5.1.3 Compression
Almost every parallel DBMS (including DBMS-X and Vertica)
allows for optional compression of stored data. It is not uncommon for compression to result in a factor of 6–10 space savings.
Vertica’s internal data representation is highly optimized for data
compression and has an execution engine that operates directly on
compressed data (i.e., it avoids decompressing the data during processing whenever possible). In general, since analysis tasks on large
data sets are often I/O bound, trading CPU cycles (needed to decompress input data) for I/O bandwidth (compressed data means
that there is less data to read) is a good strategy and translates to
faster execution. In situations where the executor can operate directly on compressed data, there is often no trade-off at all and
compression is an obvious win.
Hadoop and its underlying distributed filesystem support both
block-level and record-level compression on input data. We found,
however, that neither technique improved Hadoop’s performance
and in some cases actually slowed execution. It also required more
effort on our part to either change code or prepare the input data.
It should also be noted that compression was also not used in the
original MR benchmark [8].
In order to use block-level compression in Hadoop, we first had
to split the data files into multiple, smaller files on each node’s local
file system and then compress each file using the gzip tool. Compressing the data in this manner reduced each data set by 20–25%
from its original size. These compressed files are then copied into
HDFS just as if they were plain text files. Hadoop automatically
detects when files are compressed and will decompress them on the
fly when they are fed into Map instances, thus we did not need to
change our MR programs to use the compressed data. Despite the
longer load times (if one includes the splitting and compressing),
Hadoop using block-level compression slowed most the tasks by a
few seconds while CPU-bound tasks executed 50% slower.
We also tried executing the benchmarks using record-level compression.
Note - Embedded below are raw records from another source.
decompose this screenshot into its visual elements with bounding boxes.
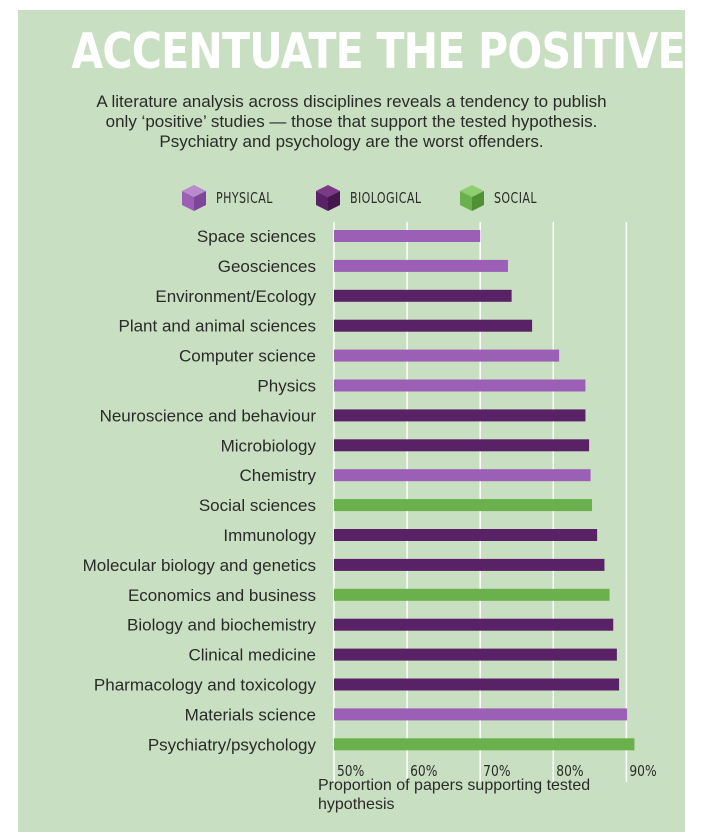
bar <box>334 618 614 631</box>
bar <box>334 349 560 362</box>
tick-labels: 50% 60% 70% 80% 90% <box>337 763 657 780</box>
category-label: Economics and business <box>128 586 316 605</box>
category-label: Immunology <box>223 526 316 545</box>
cube-icon <box>182 185 206 211</box>
bar <box>334 738 635 751</box>
category-label: Chemistry <box>239 466 316 485</box>
subtitle-line: only ‘positive’ studies — those that sup… <box>105 112 598 131</box>
category-label: Pharmacology and toxicology <box>94 676 317 695</box>
bar <box>334 409 586 422</box>
bar <box>334 319 533 332</box>
x-tick-label: 90% <box>629 763 656 780</box>
category-label: Geosciences <box>218 257 316 276</box>
category-label: Microbiology <box>221 436 317 455</box>
bar <box>334 379 586 392</box>
category-label: Plant and animal sciences <box>118 317 316 336</box>
category-label: Social sciences <box>199 496 316 515</box>
subtitle-line: A literature analysis across disciplines… <box>96 92 607 111</box>
category-label: Neuroscience and behaviour <box>100 406 317 425</box>
chart-subtitle: A literature analysis across disciplines… <box>28 92 675 152</box>
bar <box>334 588 610 601</box>
bar <box>334 469 591 482</box>
legend-label: PHYSICAL <box>216 189 273 207</box>
category-labels: Space sciences Geosciences Environment/Eco… <box>83 227 317 754</box>
category-label: Molecular biology and genetics <box>83 556 316 575</box>
category-label: Psychiatry/psychology <box>148 735 317 754</box>
category-label: Computer science <box>179 347 316 366</box>
category-label: Biology and biochemistry <box>127 616 316 635</box>
subtitle-line: Psychiatry and psychology are the worst … <box>159 132 544 151</box>
cube-icon <box>460 185 484 211</box>
bar <box>334 289 512 302</box>
legend-item-physical: PHYSICAL <box>180 180 285 216</box>
legend: PHYSICAL BIOLOGICAL SOCIAL <box>18 180 685 216</box>
legend-item-biological: BIOLOGICAL <box>314 180 437 216</box>
category-label: Clinical medicine <box>188 646 316 665</box>
bar <box>334 499 593 512</box>
chart-title: ACCENTUATE THE POSITIVE <box>71 23 685 80</box>
x-tick-label: 50% <box>337 763 364 780</box>
bars <box>334 230 635 751</box>
x-tick-label: 60% <box>410 763 437 780</box>
category-label: Physics <box>257 377 316 396</box>
category-label: Environment/Ecology <box>155 287 316 306</box>
bar <box>334 558 605 571</box>
category-label: Space sciences <box>197 227 316 246</box>
category-label: Materials science <box>185 705 316 724</box>
bar <box>334 678 620 691</box>
bar <box>334 230 481 242</box>
cube-icon <box>316 185 340 211</box>
content-layer: ACCENTUATE THE POSITIVE A literature ana… <box>18 10 686 832</box>
bar <box>334 708 628 721</box>
legend-item-social: SOCIAL <box>458 180 546 216</box>
bar <box>334 259 508 272</box>
legend-label: BIOLOGICAL <box>350 189 422 207</box>
bar <box>334 648 617 661</box>
legend-label: SOCIAL <box>494 189 537 207</box>
x-axis-label: Proportion of papers supporting tested h… <box>318 777 591 813</box>
x-tick-label: 80% <box>556 763 583 780</box>
x-tick-label: 70% <box>483 763 510 780</box>
bar <box>334 439 590 452</box>
bar <box>334 529 598 541</box>
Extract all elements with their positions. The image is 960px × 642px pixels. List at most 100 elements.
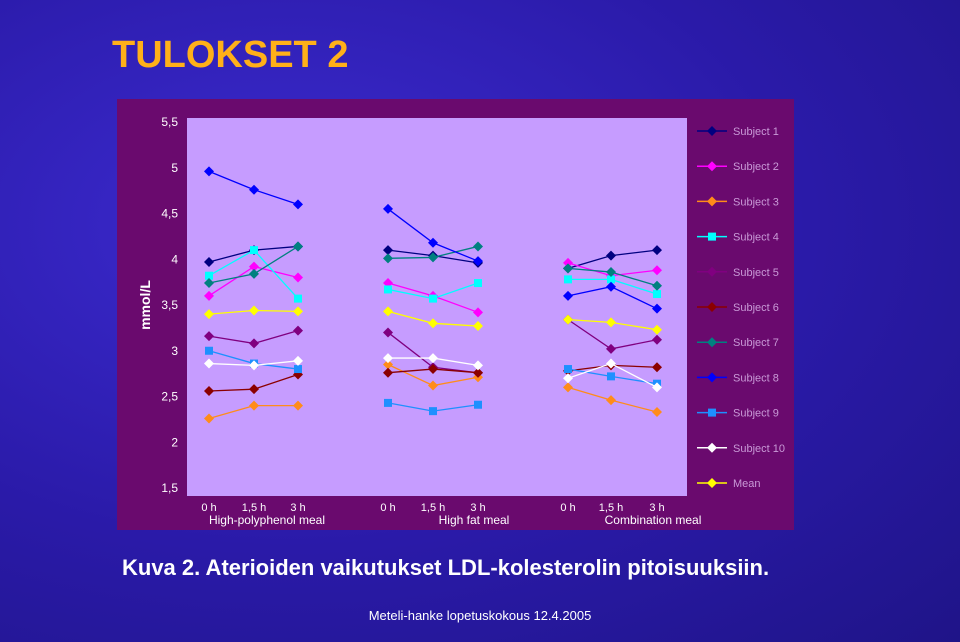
data-point [563,382,573,393]
legend-entry: Subject 6 [733,302,779,314]
data-point [653,290,661,299]
data-point [428,380,438,391]
x-tick-label: 1,5 h [421,502,445,514]
data-point [204,358,214,369]
data-point [249,184,259,195]
legend-entry: Mean [733,478,761,490]
y-axis-label: mmol/L [137,280,153,330]
data-point [293,199,303,210]
data-point [652,265,662,276]
data-point [249,338,259,349]
data-point [204,278,214,289]
data-point [607,275,615,284]
data-point [473,256,483,267]
group-label: Combination meal [605,513,702,527]
figure-caption: Kuva 2. Aterioiden vaikutukset LDL-koles… [122,555,770,580]
data-point [383,367,393,378]
data-point [606,343,616,354]
y-tick-label: 3,5 [161,298,178,312]
data-point [383,359,393,370]
data-point [564,365,572,374]
y-tick-label: 5,5 [161,115,178,129]
data-point [563,290,573,301]
data-point [428,252,438,263]
data-point [606,267,616,278]
group-label: High-polyphenol meal [209,513,325,527]
data-point [428,364,438,375]
y-tick-label: 4,5 [161,207,178,221]
y-tick-label: 5 [171,161,178,175]
data-point [294,294,302,303]
data-point [249,360,259,371]
data-point [563,257,573,268]
legend-entry: Subject 1 [733,126,779,138]
legend-marker [707,372,717,383]
data-point [249,268,259,279]
footer-text: Meteli-hanke lopetuskokous 12.4.2005 [368,608,592,623]
data-point [652,280,662,291]
data-point [473,321,483,332]
data-point [383,353,393,364]
data-point [383,327,393,338]
x-tick-label: 3 h [290,502,305,514]
data-point [249,261,259,272]
data-point [428,318,438,329]
data-point [204,331,214,342]
data-point [652,334,662,345]
legend-marker [707,337,717,348]
data-point [204,256,214,267]
data-point [606,395,616,406]
data-point [204,290,214,301]
x-tick-label: 0 h [560,502,575,514]
data-point [474,400,482,409]
data-point [383,306,393,317]
y-tick-label: 3 [171,344,178,358]
data-point [606,358,616,369]
data-point [606,281,616,292]
data-point [204,166,214,177]
legend-marker [707,126,717,136]
data-point [294,365,302,374]
data-point [293,355,303,366]
data-point [429,294,437,303]
plot-area [187,118,687,496]
data-point [383,203,393,214]
x-tick-label: 1,5 h [242,502,266,514]
data-point [249,400,259,411]
data-point [606,317,616,328]
x-tick-label: 3 h [649,502,664,514]
data-point [564,275,572,284]
data-point [652,245,662,256]
legend-entry: Subject 3 [733,196,779,208]
data-point [250,246,258,255]
legend-marker [707,442,717,453]
data-point [204,413,214,424]
data-point [205,271,213,280]
y-tick-label: 1,5 [161,481,178,495]
y-tick-label: 2,5 [161,390,178,404]
data-point [204,309,214,320]
data-point [652,303,662,314]
legend-entry: Subject 4 [733,232,779,244]
legend-entry: Subject 5 [733,267,779,279]
legend-marker [707,302,717,312]
legend-entry: Subject 9 [733,408,779,420]
data-point [293,325,303,336]
data-point [563,263,573,274]
data-point [293,400,303,411]
legend-entry: Subject 7 [733,337,779,349]
data-point [204,386,214,397]
data-point [293,241,303,252]
data-point [429,407,437,416]
data-point [563,373,573,384]
legend-marker [707,478,717,488]
x-tick-label: 1,5 h [599,502,623,514]
data-point [473,360,483,371]
data-point [652,382,662,393]
data-point [428,237,438,248]
data-point [652,362,662,373]
data-point [428,353,438,364]
data-point [473,307,483,318]
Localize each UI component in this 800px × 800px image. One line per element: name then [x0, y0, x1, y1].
This required us to (1) write to a custom tuple object using Hadoop’s API, (2) modify our data loader program to transform
records to compressed and serialized custom tuples, and (3) refactor each benchmark. We initially believed that this would improve
CPU-bound tasks, because the Map and Reduce tasks no longer
needed to split the fields by the delimiter. We found, however, that
this approach actually performed worse than block-level compression while only compressing the data by 10%.